Micha Gaillard: Nein. Es geht ja den Amerikanern nicht einfach darum, General Cédras und einige weitere seiner Kumpane loszuwerden, sondern darum, die Situation in Haiti zu kontrollieren. Und deshalb wird eine Intervention in Haiti sich nicht einfach in der Eroberung des militärischen Hauptquartiers und in der Kontrolle der Kasernen erschöpfen. Es wird Zerstörung und Tote geben. Letztlich wird eine Interventionstruppe zur repressiven Kraft auch gegen die Teile der Bevölkerung werden, die auf Aristide gesetzt haben, um in diesem Land endlich mal wirklich etwas zu verändern. Nein, ich bin gegen eine Intervention. Aber ich gebe zu, daß die Massen, die Aristide gewählt haben, eine Intervention herbeisehnen. Sie werden den US-Soldaten applaudieren.

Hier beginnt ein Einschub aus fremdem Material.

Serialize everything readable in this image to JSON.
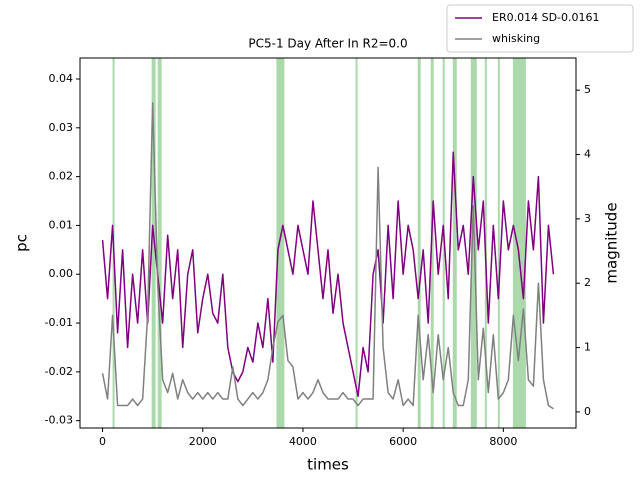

Wie wollen Sie denn die Militärs dazu bringen, ihr Versprechen, das sie auf Governor's Island gaben, auch einzuhalten?

Wir brauchen nicht, wie Butros Butros Ghali in seiner Empfehlung an den Sicherheitsrat vom 15. Juli meint, 15.000 Soldaten, die in einer ersten Phase das Land faktisch besetzen, um dann in einer zweiten Phase das umzusetzen, was im Pakt von Governor's Island vom Juli 1993, der den Rücktritt von Cédras, eine Amnestie für die Militärs und die Rückkehr Aristides vorsah, ausgehandelt wurde: vor allem die Professionalisierung der Armee, die Schaffung einer neuen Polizei und die Durchführung der anstehenden Wahlen. Nein, wir brauchen nicht 15.000 GIs, sondern 1.200 Blauhelme, die ihr militärische, technische, administrative und wirtschaftliche Beratung und Hilfe bieten. Streichen wir also die ersten Phase und verwirklichen die zweite!

In Haiti selbst scheint aber niemand in der Lage zu sein, die Militärs zum Rücktritt zu zwingen, was ja wohl Voraussetzung zur Umsetzung dieser zweiten Phase wäre.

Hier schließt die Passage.